In that case, regulators would be forcing what WorldCom chief executive Bernie Ebbers has wanted all along -- to buy the fast-growing Sprint PCS wireless business without taking on the rest of the company, said Scott Cleland, a regulatory analyst with Legg Mason Precursor Group.
But Cleland doubts that regulators would be assuaged even if Sprint is willing to sell its entire long-distance business.
"Justice would prefer a full-strength Sprint as a competitor to WorldCom," Cleland said. "They're looking at the two as close competitive substitutes. A Sprint without wireless is not nearly as strong a competitor to WorldCom as it would be with it."
The sale of Sprint's long-distance business would significantly alter the economic underpinnings of the deal. The companies, for example, hope to generate $15 billion in savings over four years from combining their long-distance businesses.
Sprint's long-distance business generated $10.5 billion in revenues last year and is worth as much as $29 billion, according to calculations the companies prepared in their merger negotiations. But analysts noted that value is an estimate.
"The problem is promising something to the regulators and not having any idea what price you could get for it when you sell it," said Mel Marten, an analyst with Edward Jones in St. Louis. "If Deutsche Telekom is willing to open its checkbook and buy it for a good price, WorldCom would walk away happy. But that's a lot of uncertainty to agree to upfront."
Some observers think it might be time for the companies to revisit their original assumptions about the deal and start over, with WorldCom negotiating to become a reseller of Sprint PCS service.

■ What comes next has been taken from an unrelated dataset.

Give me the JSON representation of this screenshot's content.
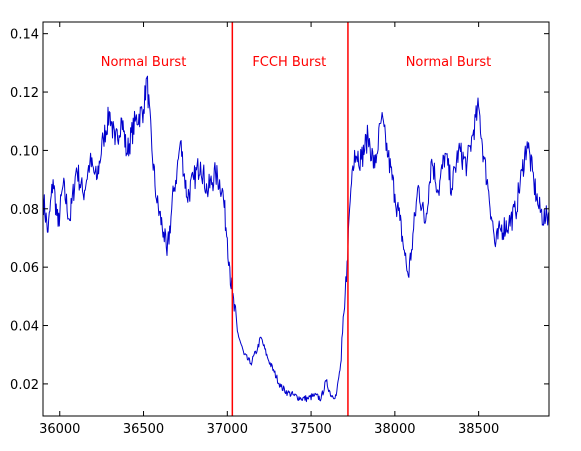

"Sprint is a great little company," said Schaaf at Forrester. "It does a lot of innovative things and is a good company going forward. It doesn't need WorldCom, and WorldCom doesn't need all that stuff to buy PCS."
But Sprint still needs a partner of some sort. Sprint lacks international reach and is hoping to combine its fixed wireless assets with WorldCom's to provide consumers and businesses with an alternative to cable and local telephone connections.
Esrey said Tuesday that the WorldCom//Sprint merger was still the best way to prevent the regional Bells and AT&T-cable combinations from controlling the country's communications infrastructure, "calling it a once-in-a-lifetime opportunity."
"However," he said, "if we are prevented from merging the two companies, I firmly believe, and have stated many times before, that Sprint possesses the wireline and wireless assets, brand and employees to be highly successful in the future."